JERRY FALWELL: The ACLU's got to take a lot of blame for this.
PAT ROBERTSON: Well, yes.
JERRY FALWELL: And, I know that I'll hear from them for this. But, throwing God out successfully with the help of the federal court system, throwing God out of the public square, out of the schools. The abortionists have got to bear some burden for this because God will not be mocked. And when we destroy 40 million little innocent babies, we make God mad. I really believe that the pagans, and the abortionists, and the feminists, and the gays and the lesbians who are actively trying to make that an alternative lifestyle, the ACLU, People For the American Way - all of them who have tried to secularize America - I point the finger in their face and say "you helped this happen."
Other Fundamentalists like Fred Phelps (the infamous perveyor of hatred against gays and lesbians) represent the bottom of the slippery slope -- Phelps's Westboro Baptist Church has picketed the funerals of fallen American soldiers, claiming that their deaths in Iraq are punishment from God for American tolerance towards homosexuality.

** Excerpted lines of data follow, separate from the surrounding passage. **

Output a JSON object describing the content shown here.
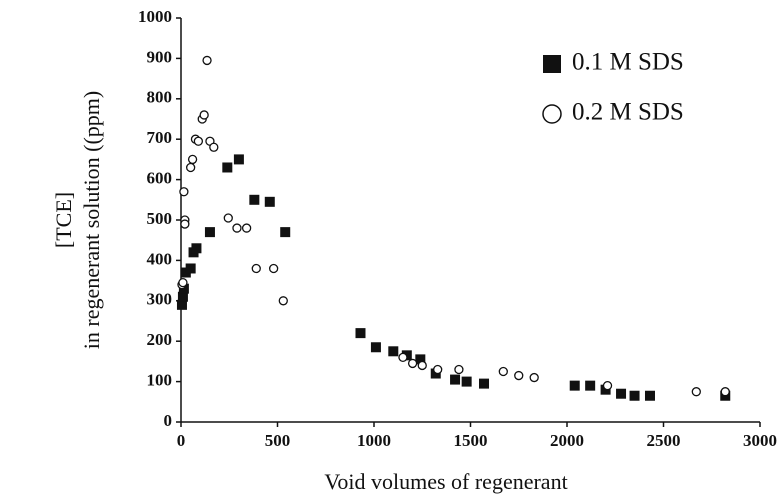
{
  "chart_data": {
    "type": "scatter",
    "xlabel": "Void volumes of regenerant",
    "ylabel": [
      "[TCE]",
      "in regenerant solution ((ppm)"
    ],
    "xlim": [
      0,
      3000
    ],
    "xticks": [
      0,
      500,
      1000,
      1500,
      2000,
      2500,
      3000
    ],
    "ylim": [
      0,
      1000
    ],
    "yticks": [
      0,
      100,
      200,
      300,
      400,
      500,
      600,
      700,
      800,
      900,
      1000
    ],
    "legend": "upper right",
    "series": [
      {
        "name": "0.1 M SDS",
        "marker": "square",
        "color": "#111111",
        "x": [
          5,
          10,
          15,
          25,
          50,
          65,
          80,
          150,
          240,
          300,
          380,
          460,
          540,
          930,
          1010,
          1100,
          1170,
          1240,
          1320,
          1420,
          1480,
          1570,
          2040,
          2120,
          2200,
          2280,
          2350,
          2430,
          2820
        ],
        "values": [
          290,
          310,
          330,
          370,
          380,
          420,
          430,
          470,
          630,
          650,
          550,
          545,
          470,
          220,
          185,
          175,
          165,
          155,
          120,
          105,
          100,
          95,
          90,
          90,
          80,
          70,
          65,
          65,
          65
        ]
      },
      {
        "name": "0.2 M SDS",
        "marker": "circle",
        "color": "#111111",
        "x": [
          5,
          10,
          15,
          20,
          20,
          50,
          60,
          75,
          90,
          110,
          120,
          135,
          150,
          170,
          245,
          290,
          340,
          390,
          480,
          530,
          1150,
          1200,
          1250,
          1330,
          1440,
          1670,
          1750,
          1830,
          2210,
          2670,
          2820
        ],
        "values": [
          340,
          345,
          570,
          500,
          490,
          630,
          650,
          700,
          695,
          750,
          760,
          895,
          695,
          680,
          505,
          480,
          480,
          380,
          380,
          300,
          160,
          145,
          140,
          130,
          130,
          125,
          115,
          110,
          90,
          75,
          75
        ]
      }
    ]
  }
}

However, the Fundamentalists err when they draw from the Bible the idea that God punishes the individuals of a nation for the mistakes of its leaders, or the sons for the sins of their father. In the Bible there is a progression of belief that shows that the Jews' beliefs on this matter changed over time. By the time of Ezekiel, it had changed considerably:
[Ezekiel 18:19] "Yet you ask, 'Why does the son not share the guilt of his father?' Since the son has done what is just and right and has been careful to keep all my decrees, he will surely live.

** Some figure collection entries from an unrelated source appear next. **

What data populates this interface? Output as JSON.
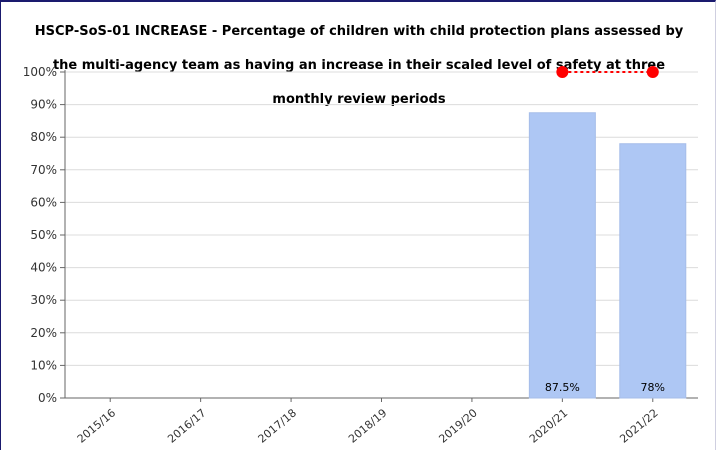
{
  "chart_data": {
    "type": "bar",
    "title": "HSCP-SoS-01 INCREASE - Percentage of children with child protection plans assessed by the multi-agency team as having an increase in their scaled level of safety at three monthly review periods",
    "title_lines": [
      "HSCP-SoS-01 INCREASE - Percentage of children with child protection plans assessed by",
      "the multi-agency team as having an increase in their scaled level of safety at three",
      "monthly review periods"
    ],
    "xlabel": "",
    "ylabel": "",
    "categories": [
      "2015/16",
      "2016/17",
      "2017/18",
      "2018/19",
      "2019/20",
      "2020/21",
      "2021/22"
    ],
    "series": [
      {
        "kind": "bar",
        "values": [
          null,
          null,
          null,
          null,
          null,
          87.5,
          78
        ],
        "data_labels": [
          "",
          "",
          "",
          "",
          "",
          "87.5%",
          "78%"
        ],
        "color": "#aec7f4"
      },
      {
        "kind": "target-line",
        "values": [
          null,
          null,
          null,
          null,
          null,
          100,
          100
        ],
        "color": "#ff0000"
      }
    ],
    "ylim": [
      0,
      100
    ],
    "yticks": [
      0,
      10,
      20,
      30,
      40,
      50,
      60,
      70,
      80,
      90,
      100
    ],
    "ytick_labels": [
      "0%",
      "10%",
      "20%",
      "30%",
      "40%",
      "50%",
      "60%",
      "70%",
      "80%",
      "90%",
      "100%"
    ],
    "grid": true,
    "legend": "none"
  }
}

[20] The soul who sins is the one who will die. The son will not share the guilt of the father, nor will the father share the guilt of the son. The righteousness of the righteous man will be credited to him, and the wickedness of the wicked will be charged against him.
While there are some statements attributed to Jesus which may confuse the matter (cf. Matthew 11:20-24), overall both Jesus and Paul seem to hold Ezekiel's conception of guilt and of salvation. So for Fundamentalists like Falwell, Robertson, and Phelps to quote the ancient attitude of collective punishment as "the Lord's righteousness" is not compatible with the more modern thought of Ezekiel, Jesus, and Paul.